Russlands Außenminister Sergej Lawrow sagte am Donnerstag, Putin sei bereit, Selenskyj zu treffen, doch müssten alle Details zuvor geklärt werden und es gebe Zweifel an Selenskyjs Befugnis, ein Friedensabkommen zu unterzeichnen.

Putin hat wiederholt Zweifel an Selenskyjs Legitimität geäußert, da dessen Amtszeit im Mai 2024 endete, wegen des Krieges aber keine Neuwahlen stattfanden. Kiew betont, Selenskyj sei weiterhin legitimer Präsident.

Die Regierungschefs von Großbritannien, Frankreich und Deutschland äußerten sich skeptisch, ob Putin wirklich ein Kriegsende anstrebe.

SICHERHEITSGARANTIEN FÜR DIE UKRAINE

Trumps Sondergesandter Steve Witkoff spielte laut zwei russischen Quellen eine entscheidende Rolle bei der Vorbereitung des Gipfels und der aktuellen Friedensinitiative.

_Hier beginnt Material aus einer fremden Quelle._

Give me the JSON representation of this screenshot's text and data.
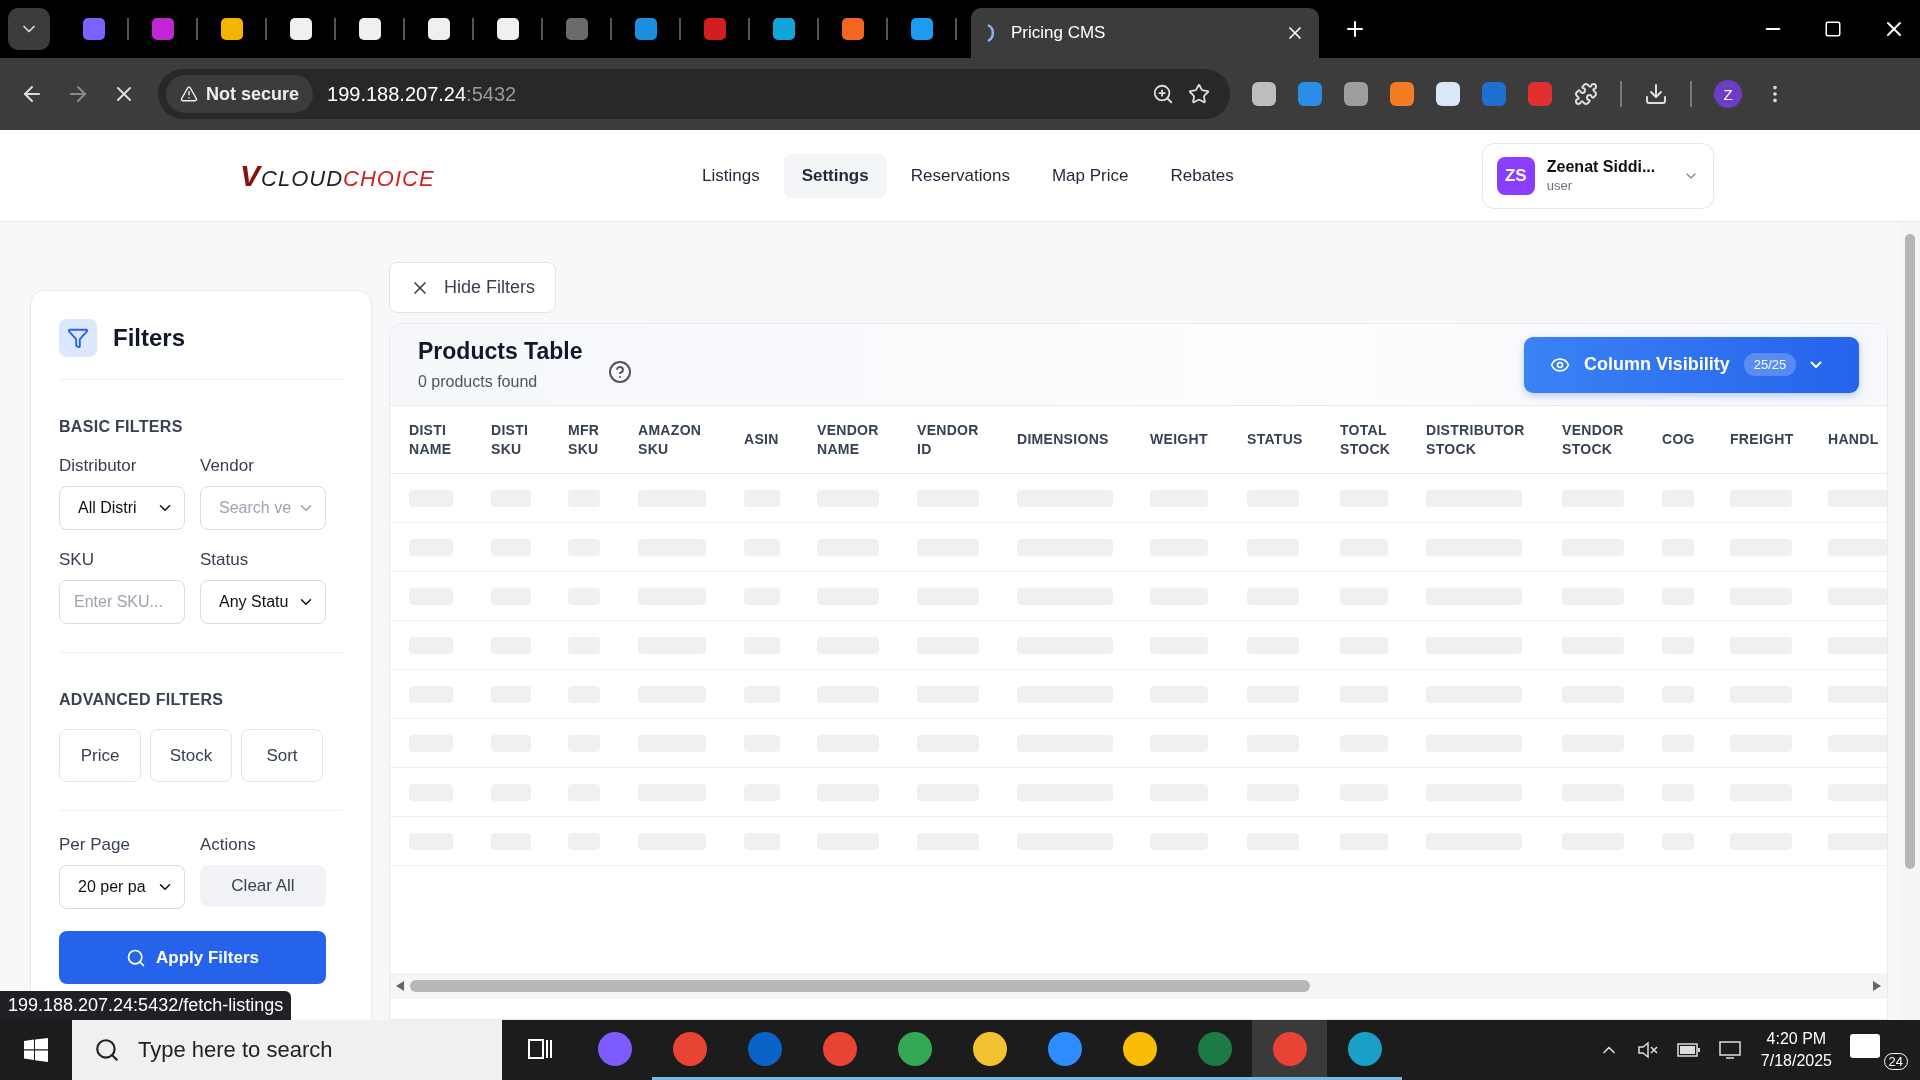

Witkoff traf Putin am 6. August im Kreml zusammen mit Kreml-Berater Juri Uschakow. Bei diesem Treffen legte Putin laut zwei russischen Quellen klar dar, dass er kompromissbereit sei und umriss, was er für einen Frieden akzeptieren könnte.

Falls Russland und die Ukraine eine Einigung erzielen sollten, gebe es verschiedene Möglichkeiten für ein formales Abkommen – darunter ein mögliches trilaterales Russland-Ukraine-USA-Abkommen, das durch den UN-Sicherheitsrat anerkannt wird, so eine Quelle.

Eine weitere Option sei die Rückkehr zu den gescheiterten Istanbuler Gesprächen von 2022, bei denen über eine dauerhafte Neutralität der Ukraine im Gegenzug für Sicherheitsgarantien der fünf ständigen Mitglieder des UN-Sicherheitsrats – Großbritannien, China, Frankreich, Russland und die USA – diskutiert wurde, ergänzen die Quellen.

“Es gibt zwei Möglichkeiten: Krieg oder Frieden. Und wenn es keinen Frieden gibt, dann gibt es mehr Krieg”, sagte einer der Insider.